There is solid evidence that political self-interest is both real and important
On Jan. 15, 2014, the New York Times (NYT) published an article (pages A1, A17, online here) discussing politics in states with a legislature and governor’s office that are both controlled by a single political party. The gist of the article is that some, but not all, states with single-party control, the politicians are backing off of additional partisan legislative initiatives because of potential partisan overreaching coupled with impending elections. The leader of Ohio’s House of representatives had this to say about a softening of the republican agenda for the time being: “But it’s my job to make sure that what we want to do is something that is valued by the citizenry — especially in even-numbered years.” What about the odd-numbered years and whose values are served then? And why the concern about even-numbered years? Simple, elections are held in even-numbered years. A reasonable conclusion is that in odd-numbered years, incumbent politicians serve themselves and in even-numbered years they take a rest. This situation reflects political self-interest driven by the obvious partisan drive for re-election. Does that tactic primarily serve the public interest or political self-interest?
In states dominated by a single party, the current politicians presumably campaigned and won on their partisan arguments, including their partisan ideological legislative agenda. If that reflects service to the public interest, which it should because the public elected them, then why pull back or soften the partisan tone or aggressiveness just because 2014 is an even-numbered year? In theory, a legislative slowdown or softening would not serve the public interest because that arguably isn’t what the voters voted for. The most reasonable conclusion the RPCA can draw is that sitting incumbents put their re-election before the public interest. Obviously, those incumbents would see that as a very unreasonable conclusion, but that difference of opinion arguably reflects the power of political self-interest to distort perceptions of reality, which is another unpleasant aspect of how political self-interest corrupts politics.

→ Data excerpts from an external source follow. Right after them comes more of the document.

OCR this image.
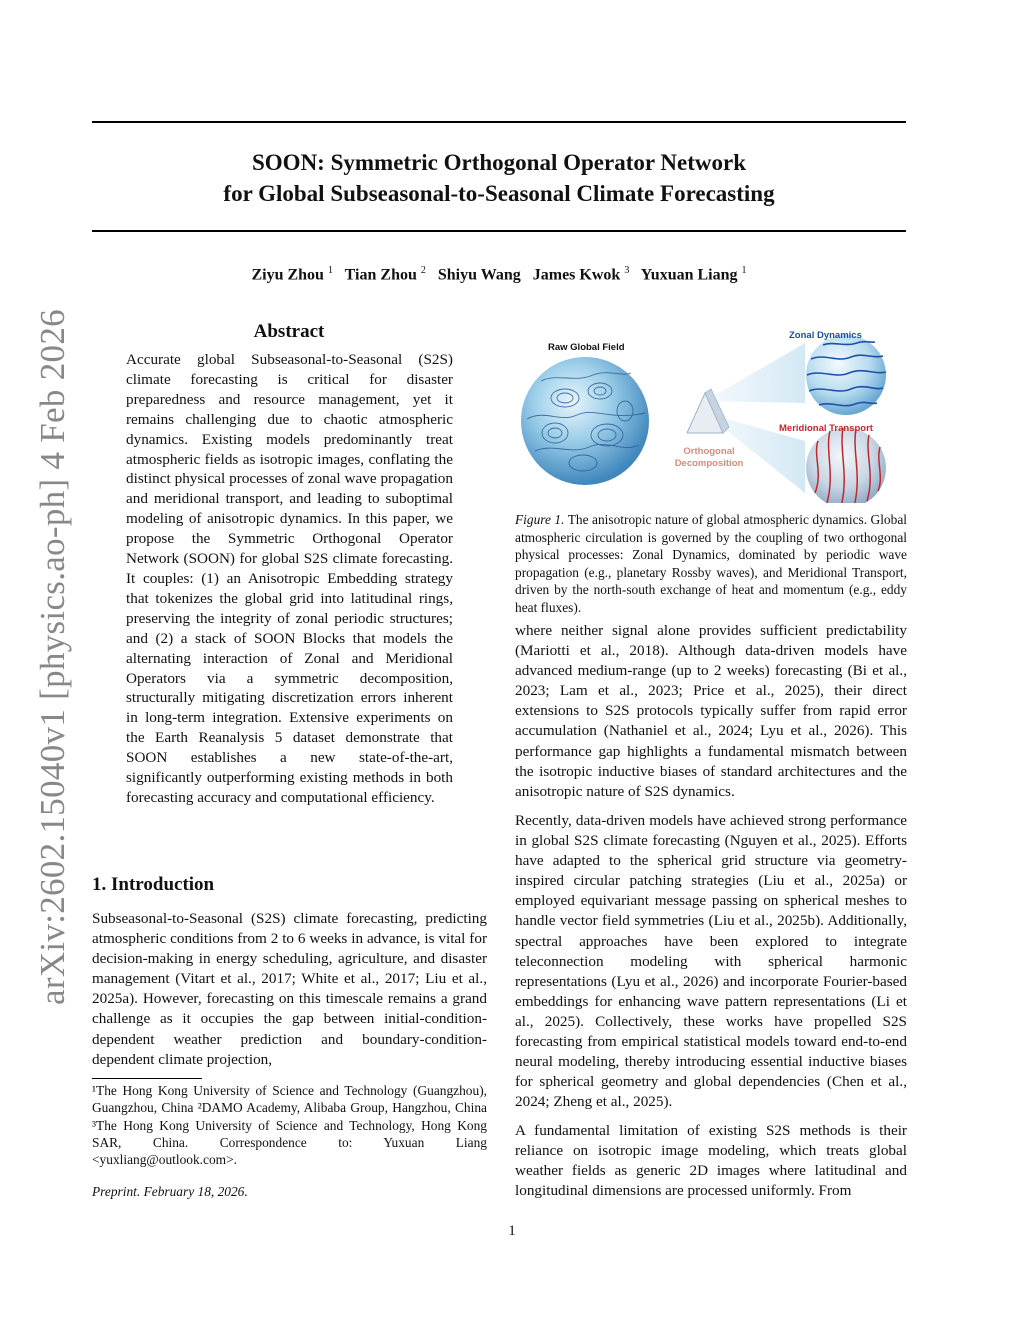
SOON: Symmetric Orthogonal Operator Network
for Global Subseasonal-to-Seasonal Climate Forecasting
Ziyu Zhou $^1$ Tian Zhou $^2$ Shiyu Wang James Kwok $^3$ Yuxuan Liang $^1$
arXiv:2602.15040v1 [physics.ao-ph] 4 Feb 2026	Abstract

Accurate global Subseasonal-to-Seasonal (S2S) climate forecasting is critical for disaster preparedness and resource management, yet it remains challenging due to chaotic atmospheric dynamics. Existing models predominantly treat atmospheric fields as isotropic images, conflating the distinct physical processes of zonal wave propagation and meridional transport, and leading to suboptimal modeling of anisotropic dynamics. In this paper, we propose the Symmetric Orthogonal Operator Network (SOON) for global S2S climate forecasting. It couples: (1) an Anisotropic Embedding strategy that tokenizes the global grid into latitudinal rings, preserving the integrity of zonal periodic structures; and (2) a stack of SOON Blocks that models the alternating interaction of Zonal and Meridional Operators via a symmetric decomposition, structurally mitigating discretization errors inherent in long-term integration. Extensive experiments on the Earth Reanalysis 5 dataset demonstrate that SOON establishes a new state-of-the-art, significantly outperforming existing methods in both forecasting accuracy and computational efficiency.

1. Introduction

Subseasonal-to-Seasonal (S2S) climate forecasting, predicting atmospheric conditions from 2 to 6 weeks in advance, is vital for decision-making in energy scheduling, agriculture, and disaster management (Vitart et al., 2017; White et al., 2017; Liu et al., 2025a). However, forecasting on this timescale remains a grand challenge as it occupies the gap between initial-condition-dependent weather prediction and boundary-condition-dependent climate projection,

¹The Hong Kong University of Science and Technology (Guangzhou), Guangzhou, China ²DAMO Academy, Alibaba Group, Hangzhou, China ³The Hong Kong University of Science and Technology, Hong Kong SAR, China. Correspondence to: Yuxuan Liang <yuxliang@outlook.com>.
Preprint. February 18, 2026.
Raw Global Field
Zonal Dynamics
Meridional Transport
Orthogonal
Decomposition
Figure 1. The anisotropic nature of global atmospheric dynamics. Global atmospheric circulation is governed by the coupling of two orthogonal physical processes: Zonal Dynamics, dominated by periodic wave propagation (e.g., planetary Rossby waves), and Meridional Transport, driven by the north-south exchange of heat and momentum (e.g., eddy heat fluxes).

where neither signal alone provides sufficient predictability (Mariotti et al., 2018). Although data-driven models have advanced medium-range (up to 2 weeks) forecasting (Bi et al., 2023; Lam et al., 2023; Price et al., 2025), their direct extensions to S2S protocols typically suffer from rapid error accumulation (Nathaniel et al., 2024; Lyu et al., 2026). This performance gap highlights a fundamental mismatch between the isotropic inductive biases of standard architectures and the anisotropic nature of S2S dynamics.

Recently, data-driven models have achieved strong performance in global S2S climate forecasting (Nguyen et al., 2025). Efforts have adapted to the spherical grid structure via geometry-inspired circular patching strategies (Liu et al., 2025a) or employed equivariant message passing on spherical meshes to handle vector field symmetries (Liu et al., 2025b). Additionally, spectral approaches have been explored to integrate teleconnection modeling with spherical harmonic representations (Lyu et al., 2026) and incorporate Fourier-based embeddings for enhancing wave pattern representations (Li et al., 2025). Collectively, these works have propelled S2S forecasting from empirical statistical models toward end-to-end neural modeling, thereby introducing essential inductive biases for spherical geometry and global dependencies (Chen et al., 2024; Zheng et al., 2025).

A fundamental limitation of existing S2S methods is their reliance on isotropic image modeling, which treats global weather fields as generic 2D images where latitudinal and longitudinal dimensions are processed uniformly. From

1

The NYT article also quoted this from the republican majority leader of the Wisconsin state Senate: “As you get closer to circulating nominating petitions, you get people who are nervous about taking on certain policy issues right before an election. Anyone who says that isn’t true is lying.” If that isn’t clear evidence of political self-interest dictating political action, of a lack thereof, then what is? The question here is the same as it was for Ohio: Does this kind of politics best serve the public interest or political self-interests? You decide.
1. This is not an assertion that political self-interest and private sector interests, usually fueled by campaign contributions, have no legitimate role in politics. They do. Government has a role in serving the public, and special interests are a part of the public. Despite the acknowledged legitimate role, the RPCA believes that the balance between service to the public interest and special-interests is tipped too far in favor of special interests. That arguably is to the detriment to the public interest and the overall general welfare. That opinion is not unique to the RPCA. Recent opinion poll data show that a majority of the public believes that both parties, special interests and special interest money exert too much influence on politics. Some of that belief is grounded in belief that America’s campaign finance system is broken. The belief that self-interest plays an undue, negative role in politics arguably is mainstream opinion, not irrelevant radicalism.

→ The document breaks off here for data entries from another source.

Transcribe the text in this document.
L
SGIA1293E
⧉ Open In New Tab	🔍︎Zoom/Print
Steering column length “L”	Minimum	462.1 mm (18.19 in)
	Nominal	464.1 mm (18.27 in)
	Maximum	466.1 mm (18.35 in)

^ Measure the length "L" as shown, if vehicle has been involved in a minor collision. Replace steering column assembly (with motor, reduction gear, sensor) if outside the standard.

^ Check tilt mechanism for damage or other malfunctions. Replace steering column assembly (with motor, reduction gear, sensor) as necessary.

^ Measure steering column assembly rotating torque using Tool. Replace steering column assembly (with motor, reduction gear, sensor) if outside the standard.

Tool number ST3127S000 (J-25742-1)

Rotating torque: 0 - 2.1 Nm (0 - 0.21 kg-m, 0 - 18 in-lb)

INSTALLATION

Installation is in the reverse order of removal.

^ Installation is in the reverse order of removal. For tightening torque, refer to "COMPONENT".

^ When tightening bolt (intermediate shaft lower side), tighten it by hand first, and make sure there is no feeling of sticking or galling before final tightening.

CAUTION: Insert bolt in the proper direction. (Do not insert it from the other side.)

2. The RPCA rejects the self-serving terms of debate the two-party system routinely posits for public consumption. That is nothing more than a reflection of the self-interest that typifies a sick two-party system. Specifically, when an interested party such as the democratic party, republican party or their politicians or partisans define terms of debate such as “the public interest”, they absolutely will define it so that it serves their interests, e.g., by pandering to an ideological partisan base or by appeasing campaign contributors. It is possible to inject at least some objectivity into the concept of the public interest. The use of objective definitions for key terms of debate rarely serves the narrower interests of the two-party system, so it is no surprise that key terms of debate are often meaningless, except of course in the mind of the person using it for his or her own interests.
3. To be blunt, asking incumbent politicians to keep on keeping on, even in election years arguably jeopardizes their chances of reelection. That is why they don’t. Does it ask too much of them to do what they were ostensibly elected to do, even at the cost of their office? The RPCA does not think that asks too much. The failure of incumbents to be honest about who and what they are, both in campaigns and in on office, inflicts great harm to the public interest. If politicians were to be consistent in both how they campaigned, including their promises, and in how they govern, simple logic or common sense says that those politicians would sound and act a whole lot differently, i.e., they would be far less ideological, rigid and ineffective than they are now. If they were consistent, then most long-serving politicians would be ones who appeal to a very different audience than what deceiver politicians appeal to at election time, especially at primary election time. Think about it – the logic is sound and defensible.